Ein US-Wertpapierhändler der Schweizer Grossbank wollte Millionen-Verluste verschleiern, nun muss er ins Gefängnis. Dazu kommt eine Geldstrafe in Millionenhöhe. Damit nicht genug, erwartet doch den Betrüger noch eine weitere Sanktion.

Ein früherer Händler der Credit Suisse ist in New York zu zweieinhalb Jahre Gefängnis verurteilt worden. Dem 40-Jährigen werden schwerwiegende Falschbuchungen vorgeworfen.

Der Ex-Händler soll zwischen August 2007 und Februar 2008 auf Ramsch-Anleihen basierende Wertpapiere in den Büchern der Bank zu hoch bewertet haben. Damit wollte er Verluste von 540 Millionen Dollar verschleiern. Zu diesem Zeitpunkt war der US-Häusermarkt bereits vom Kollaps bedroht. Der Ex-Banker hatte sich vor Gericht schuldig bekannt.

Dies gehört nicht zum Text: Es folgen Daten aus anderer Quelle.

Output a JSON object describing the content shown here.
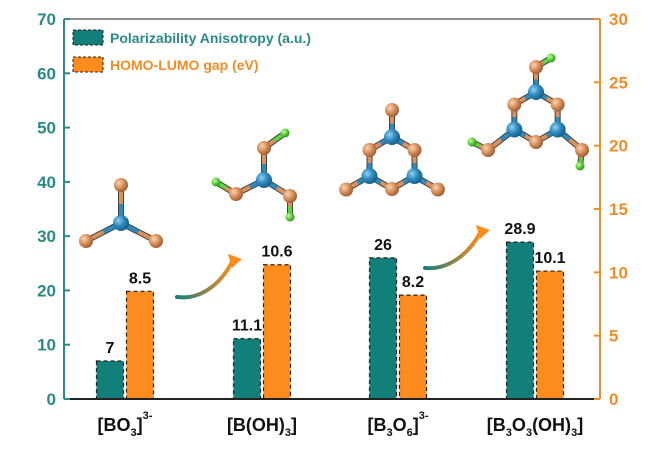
{
  "chart_data": {
    "type": "bar",
    "title": "",
    "xlabel": "",
    "categories": [
      {
        "base": "[BO",
        "sub": "3",
        "tail": "]",
        "sup": "3-"
      },
      {
        "base": "[B(OH)",
        "sub": "3",
        "tail": "]",
        "sup": ""
      },
      {
        "base": "[B",
        "sub": "3",
        "mid": "O",
        "sub2": "6",
        "tail": "]",
        "sup": "3-"
      },
      {
        "base": "[B",
        "sub": "3",
        "mid": "O",
        "sub2": "3",
        "mid2": "(OH)",
        "sub3": "3",
        "tail": "]",
        "sup": ""
      }
    ],
    "series": [
      {
        "name": "Polarizability Anisotropy (a.u.)",
        "axis": "left",
        "color": "#127f7a",
        "values": [
          7,
          11.1,
          26,
          28.9
        ],
        "labels": [
          "7",
          "11.1",
          "26",
          "28.9"
        ]
      },
      {
        "name": "HOMO-LUMO gap (eV)",
        "axis": "right",
        "color": "#fb8c1d",
        "values": [
          8.5,
          10.6,
          8.2,
          10.1
        ],
        "labels": [
          "8.5",
          "10.6",
          "8.2",
          "10.1"
        ]
      }
    ],
    "y_left": {
      "range": [
        0,
        70
      ],
      "ticks": [
        "0",
        "10",
        "20",
        "30",
        "40",
        "50",
        "60",
        "70"
      ],
      "color": "#2a8a86"
    },
    "y_right": {
      "range": [
        0,
        30
      ],
      "ticks": [
        "0",
        "5",
        "10",
        "15",
        "20",
        "25",
        "30"
      ],
      "color": "#f28c28"
    },
    "legend": {
      "placement": "top-left"
    },
    "grid": false,
    "annotations": [
      {
        "type": "curved-arrow",
        "from_category": 0,
        "to_category": 1,
        "gradient": [
          "#127f7a",
          "#fb8c1d"
        ]
      },
      {
        "type": "curved-arrow",
        "from_category": 2,
        "to_category": 3,
        "gradient": [
          "#127f7a",
          "#fb8c1d"
        ]
      },
      {
        "type": "molecule-illustration",
        "category": 0,
        "name": "BO3 trigonal planar"
      },
      {
        "type": "molecule-illustration",
        "category": 1,
        "name": "B(OH)3"
      },
      {
        "type": "molecule-illustration",
        "category": 2,
        "name": "B3O6 ring"
      },
      {
        "type": "molecule-illustration",
        "category": 3,
        "name": "B3O3(OH)3 ring"
      }
    ]
  },
  "atom_colors": {
    "boron": "#2e8bbd",
    "oxygen": "#d9915e",
    "hydrogen": "#5ed43c"
  }
}
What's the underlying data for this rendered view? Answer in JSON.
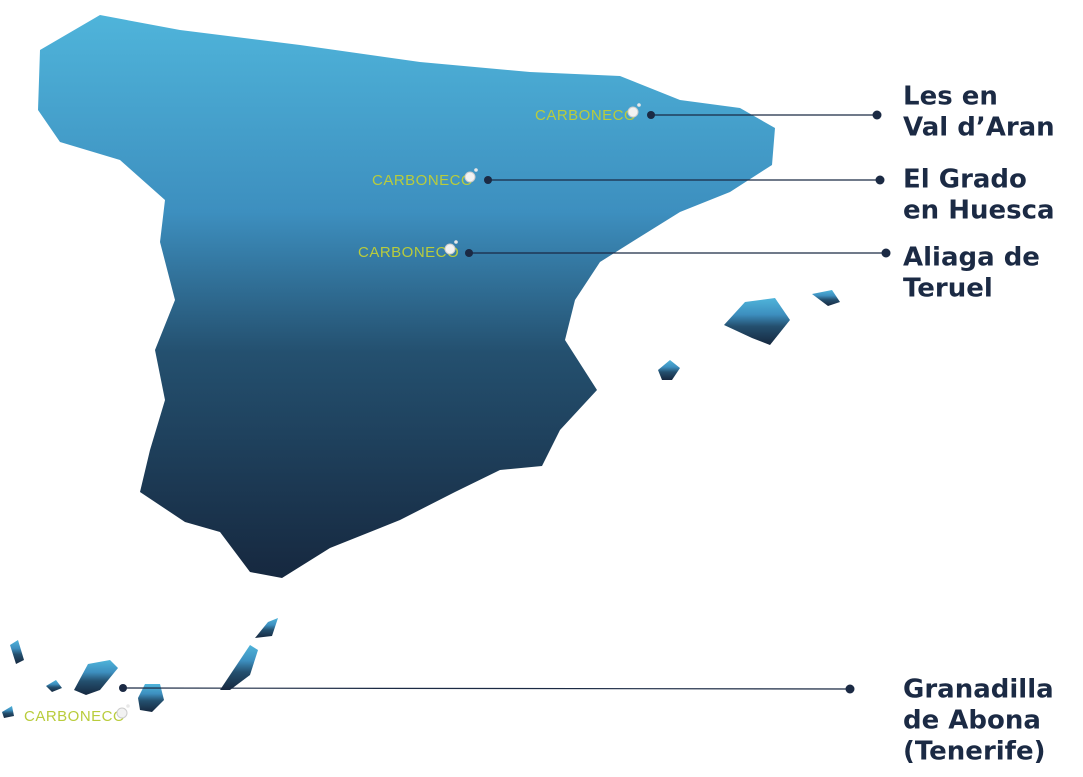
{
  "locations": [
    {
      "brand": "CARBONECO",
      "label_lines": [
        "Les en",
        "Val d’Aran"
      ]
    },
    {
      "brand": "CARBONECO",
      "label_lines": [
        "El Grado",
        "en Huesca"
      ]
    },
    {
      "brand": "CARBONECO",
      "label_lines": [
        "Aliaga de",
        "Teruel"
      ]
    },
    {
      "brand": "CARBONECO",
      "label_lines": [
        "Granadilla",
        "de Abona",
        "(Tenerife)"
      ]
    }
  ]
}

Festnahme in London und anschliessende Auslieferung

Wenn er seine zweieinhalbjährige Haftstrafe verbüsst hat, bleibt er dem Urteil zufolge noch zwei Jahre unter Führungsaufsicht. Mit «dem Verlust seiner Freiheit» zahle der Angeklagte einen «gepfefferten Preis» für seine Rolle in der Affäre, erklärte Staatsanwalt Preet Bharara.

Der Ex-Banker muss zudem eine Geldstrafe in Höhe von insgesamt 1,16 Millionen Dollar zahlen, die sich aus einer Geldbusse und der Beschlagnahme seines Vermögens zusammensetzt. Der US-Bürger war im vergangenen Jahr von der Londoner Polizei auf Antrag der US-Behörden festgenommen und in diesem Jahr in die USA ausgeliefert worden.

Milliarden-Abschreiber für die Credit Suisse

Zwei in derselben Sache angeklagte frühere CS-Händler hatten sich im Februar 2012 vor einem US-Bundesgericht des Betrugs und der Urkundenfälschung schuldig bekannt. Ihnen drohen bis zu fünf Jahre Haft und eine Geldbusse von mindestens 250'000 Dollar.

Credit Suisse selbst sprach im März 2008 von einem absichtlichen Fehlverhalten einer kleinen Zahl von Händlern. Die Grossbank musste auf mit Hypotheken unterlegte Wertpapiere insgesamt 2,65 Milliarden Dollar abschreiben.